Sweet Potato Muffins
Contributed by Kelly Roper
- 2 cups all-purpose flour
- 3 teaspoons baking powder
- 1/2 teaspoon salt
- 2 cups light brown sugar, lightly packed
- 2 teaspoons cinnamon
- 1/2 teaspoon ginger
- 2 cups mashed sweet potatoes
- 3/4 cup applesauce, unsweetened is recommended
- 1/2 cup milk
- 1 large egg
- 1 teaspoon pure vanilla extract
- Preheat the oven to 375 degrees Fahrenheit.
- In a medium-size mixing bowl, combine the flour, baking powder and salt, and slowly stir them together. Add the brown sugar, cinnamon, and ginger, and stir again to combine.
- In a separate bowl, whisk the sweet potatoes, applesauce, milk, egg and vanilla together.

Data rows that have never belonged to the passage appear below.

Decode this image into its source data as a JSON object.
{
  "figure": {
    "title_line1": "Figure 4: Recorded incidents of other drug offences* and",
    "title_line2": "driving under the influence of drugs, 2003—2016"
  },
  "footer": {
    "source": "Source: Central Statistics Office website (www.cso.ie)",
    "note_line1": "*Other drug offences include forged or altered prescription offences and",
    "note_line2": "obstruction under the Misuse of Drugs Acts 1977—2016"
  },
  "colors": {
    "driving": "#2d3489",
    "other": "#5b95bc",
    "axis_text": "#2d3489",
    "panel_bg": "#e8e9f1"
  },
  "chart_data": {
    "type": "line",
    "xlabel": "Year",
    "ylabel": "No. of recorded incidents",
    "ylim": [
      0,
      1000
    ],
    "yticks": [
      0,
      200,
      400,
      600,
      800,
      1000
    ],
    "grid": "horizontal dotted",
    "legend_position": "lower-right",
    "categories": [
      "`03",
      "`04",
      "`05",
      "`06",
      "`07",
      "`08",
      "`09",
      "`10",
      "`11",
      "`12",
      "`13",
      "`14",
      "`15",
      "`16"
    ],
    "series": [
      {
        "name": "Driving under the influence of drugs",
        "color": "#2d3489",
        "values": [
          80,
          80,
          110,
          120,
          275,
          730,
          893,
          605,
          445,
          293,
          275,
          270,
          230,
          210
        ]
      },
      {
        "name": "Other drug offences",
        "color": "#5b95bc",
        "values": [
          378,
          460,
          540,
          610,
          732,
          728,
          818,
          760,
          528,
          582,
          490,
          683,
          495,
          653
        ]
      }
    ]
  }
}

- Add the sweet potato mixture to the flour mixture and stir to combine. Take care to scrape the bottom of the bowl so all the flour is incorporated.
- Line each muffin cup with a baking cup. Fill each cup 2/3 full with batter.
- Bake the muffins for about 18 to 20 minutes or until they spring back when tapped in the center. Let them cool in the pan for about 10 minutes and then remove them from the pan and finish cooling them on a wire rack.
- This recipe yields approximately 2 dozen muffins.
Have Fun Mixing It Up
Sweet potaoes are anything but boring if you know what to do with them. Try any of these recipes that are new to you and see if you agree.